Perfect round-trip: wrong goal. Mel was designed to discard non-perceptual detail;
bit-exact \(\hat{x} = x\) fights the representation.
Skip mel when you can. End-to-end wave models bypass \(\Phi\) entirely if you
control the full stack.
5. Why we don’t need the phase
The flip side of all this: discarding phase is not a reluctant compromise, it is the right call.
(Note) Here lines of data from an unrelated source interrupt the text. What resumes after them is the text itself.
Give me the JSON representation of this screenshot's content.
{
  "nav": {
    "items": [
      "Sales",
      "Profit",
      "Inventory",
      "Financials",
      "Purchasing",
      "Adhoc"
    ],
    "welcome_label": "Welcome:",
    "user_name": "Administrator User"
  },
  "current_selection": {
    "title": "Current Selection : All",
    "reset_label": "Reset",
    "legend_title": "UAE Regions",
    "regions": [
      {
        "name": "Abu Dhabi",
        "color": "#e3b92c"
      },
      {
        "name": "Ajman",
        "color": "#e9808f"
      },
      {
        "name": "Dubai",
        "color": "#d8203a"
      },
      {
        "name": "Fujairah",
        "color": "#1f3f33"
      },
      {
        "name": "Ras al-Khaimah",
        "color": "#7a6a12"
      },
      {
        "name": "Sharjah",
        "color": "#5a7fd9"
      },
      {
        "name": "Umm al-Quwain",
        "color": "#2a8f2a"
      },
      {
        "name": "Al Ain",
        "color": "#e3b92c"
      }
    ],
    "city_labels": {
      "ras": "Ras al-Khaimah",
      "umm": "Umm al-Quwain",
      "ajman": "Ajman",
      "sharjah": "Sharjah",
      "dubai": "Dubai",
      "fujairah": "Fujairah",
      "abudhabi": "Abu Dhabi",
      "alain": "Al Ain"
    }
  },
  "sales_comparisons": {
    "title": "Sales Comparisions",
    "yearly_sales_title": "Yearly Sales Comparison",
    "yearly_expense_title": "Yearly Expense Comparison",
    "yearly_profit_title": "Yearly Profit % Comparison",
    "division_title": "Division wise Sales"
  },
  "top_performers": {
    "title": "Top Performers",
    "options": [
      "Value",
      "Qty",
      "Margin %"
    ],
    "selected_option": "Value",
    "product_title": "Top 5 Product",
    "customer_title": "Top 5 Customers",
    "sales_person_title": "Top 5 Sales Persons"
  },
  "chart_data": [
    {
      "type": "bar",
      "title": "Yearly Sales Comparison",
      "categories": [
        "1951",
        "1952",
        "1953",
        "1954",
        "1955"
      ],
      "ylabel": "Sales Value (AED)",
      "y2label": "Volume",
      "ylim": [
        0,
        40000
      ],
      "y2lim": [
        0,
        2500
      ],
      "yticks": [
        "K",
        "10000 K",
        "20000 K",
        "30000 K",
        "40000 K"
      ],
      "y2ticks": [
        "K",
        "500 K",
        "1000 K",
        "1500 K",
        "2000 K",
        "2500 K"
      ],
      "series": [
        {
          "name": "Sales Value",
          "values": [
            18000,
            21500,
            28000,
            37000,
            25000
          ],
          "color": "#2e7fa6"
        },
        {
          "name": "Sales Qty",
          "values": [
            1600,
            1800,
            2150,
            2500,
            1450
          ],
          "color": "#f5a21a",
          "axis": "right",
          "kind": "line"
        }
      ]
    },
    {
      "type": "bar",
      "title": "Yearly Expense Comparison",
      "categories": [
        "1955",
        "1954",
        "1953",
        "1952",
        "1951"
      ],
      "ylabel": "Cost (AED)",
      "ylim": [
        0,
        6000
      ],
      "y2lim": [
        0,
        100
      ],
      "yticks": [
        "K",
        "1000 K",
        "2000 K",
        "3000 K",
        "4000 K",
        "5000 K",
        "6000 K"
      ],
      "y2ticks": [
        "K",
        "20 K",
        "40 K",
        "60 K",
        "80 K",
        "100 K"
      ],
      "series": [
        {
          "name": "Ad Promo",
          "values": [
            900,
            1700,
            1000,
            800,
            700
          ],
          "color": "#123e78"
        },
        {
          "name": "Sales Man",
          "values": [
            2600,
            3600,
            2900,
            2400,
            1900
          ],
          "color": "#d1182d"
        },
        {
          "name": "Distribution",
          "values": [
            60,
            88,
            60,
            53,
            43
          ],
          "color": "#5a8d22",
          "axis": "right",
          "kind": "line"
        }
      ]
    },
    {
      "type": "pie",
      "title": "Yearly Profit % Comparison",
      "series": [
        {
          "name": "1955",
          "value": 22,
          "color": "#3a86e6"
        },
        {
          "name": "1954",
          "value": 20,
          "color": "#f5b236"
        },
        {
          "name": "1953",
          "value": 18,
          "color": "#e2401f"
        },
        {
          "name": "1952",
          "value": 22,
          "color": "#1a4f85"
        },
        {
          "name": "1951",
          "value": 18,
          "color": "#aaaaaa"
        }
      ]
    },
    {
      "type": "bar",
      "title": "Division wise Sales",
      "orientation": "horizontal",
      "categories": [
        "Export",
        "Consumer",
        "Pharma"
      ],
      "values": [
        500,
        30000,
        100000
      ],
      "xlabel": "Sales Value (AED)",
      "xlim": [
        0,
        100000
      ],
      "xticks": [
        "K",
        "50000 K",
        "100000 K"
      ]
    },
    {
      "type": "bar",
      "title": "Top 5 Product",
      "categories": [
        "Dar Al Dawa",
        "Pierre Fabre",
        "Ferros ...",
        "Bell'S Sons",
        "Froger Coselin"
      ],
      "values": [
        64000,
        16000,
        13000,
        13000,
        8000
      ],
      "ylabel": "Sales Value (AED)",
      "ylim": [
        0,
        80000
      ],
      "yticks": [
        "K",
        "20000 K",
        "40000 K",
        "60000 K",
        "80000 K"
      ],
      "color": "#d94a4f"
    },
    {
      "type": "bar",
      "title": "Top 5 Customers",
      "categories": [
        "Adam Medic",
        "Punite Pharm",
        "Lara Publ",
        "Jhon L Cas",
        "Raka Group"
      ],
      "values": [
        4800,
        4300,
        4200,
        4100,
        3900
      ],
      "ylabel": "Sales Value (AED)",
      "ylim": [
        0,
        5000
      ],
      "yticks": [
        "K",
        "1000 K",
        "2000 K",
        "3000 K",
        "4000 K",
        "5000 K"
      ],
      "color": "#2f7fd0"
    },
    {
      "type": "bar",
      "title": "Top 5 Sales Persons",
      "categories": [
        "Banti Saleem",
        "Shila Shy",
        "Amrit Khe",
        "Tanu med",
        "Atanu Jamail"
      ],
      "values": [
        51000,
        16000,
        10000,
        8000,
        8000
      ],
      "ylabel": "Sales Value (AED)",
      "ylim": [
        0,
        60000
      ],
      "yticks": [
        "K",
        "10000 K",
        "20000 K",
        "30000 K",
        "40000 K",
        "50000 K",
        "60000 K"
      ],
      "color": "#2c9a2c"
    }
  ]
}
The STFT shift property shows why. Delay the signal by \(\tau\) and every bin picks up a pure phase
factor:
The magnitude (hence the mel) is left exactly unchanged, while the phase of every bin rotates by
\(-2\pi f\tau\). So a sub-sample shift no listener can hear rewrites the entire phase spectrum. Three
consequences make phase a poor thing to store:
Not shift-invariant. Perceptually identical inputs produce wildly different phase
but identical magnitude. A feature should be stable to inaudible time shifts; phase is not.
Perceptually weak. The ear is largely insensitive to absolute phase (Ohm’s
acoustic law), so the \(F \times T\) phase values mostly encode clock alignment, not timbre.
Redundant anyway. For an overlapping STFT a self-consistent phase is heavily
constrained by the magnitudes of neighboring frames, exactly what Griffin–Lim
exploits2. Phase is both unstable and partly recoverable.
Storing phase means committing to one arbitrary alignment from a perceptually equivalent continuum.
Keeping \(|X|\) and letting a vocoder re-pick a self-consistent phase at decode time is the better
trade, which is precisely the job vocoders do.
Practical checklist
Encoding: \(x \to S\) is well-defined. Match frontend params across train and deploy.
Decoding: budget for \(G_\theta\) or accept classical artifacts. Mel L1 alone will not save you.
Training: treat \(S \to x\) as one-to-many4;
phase augmentation and multi-resolution STFT losses help.
Golden nugget. You cannot round-trip audio through log-mel without loss: that is
why vocoders exist. For recognition, \(\Phi\) is the right compression. For synthesis, \(G_\theta\)
is the literature’s admission that \(S\) never held the full signal. Invest in decoder quality
when audio is the product; ignore the round-trip problem when it is not.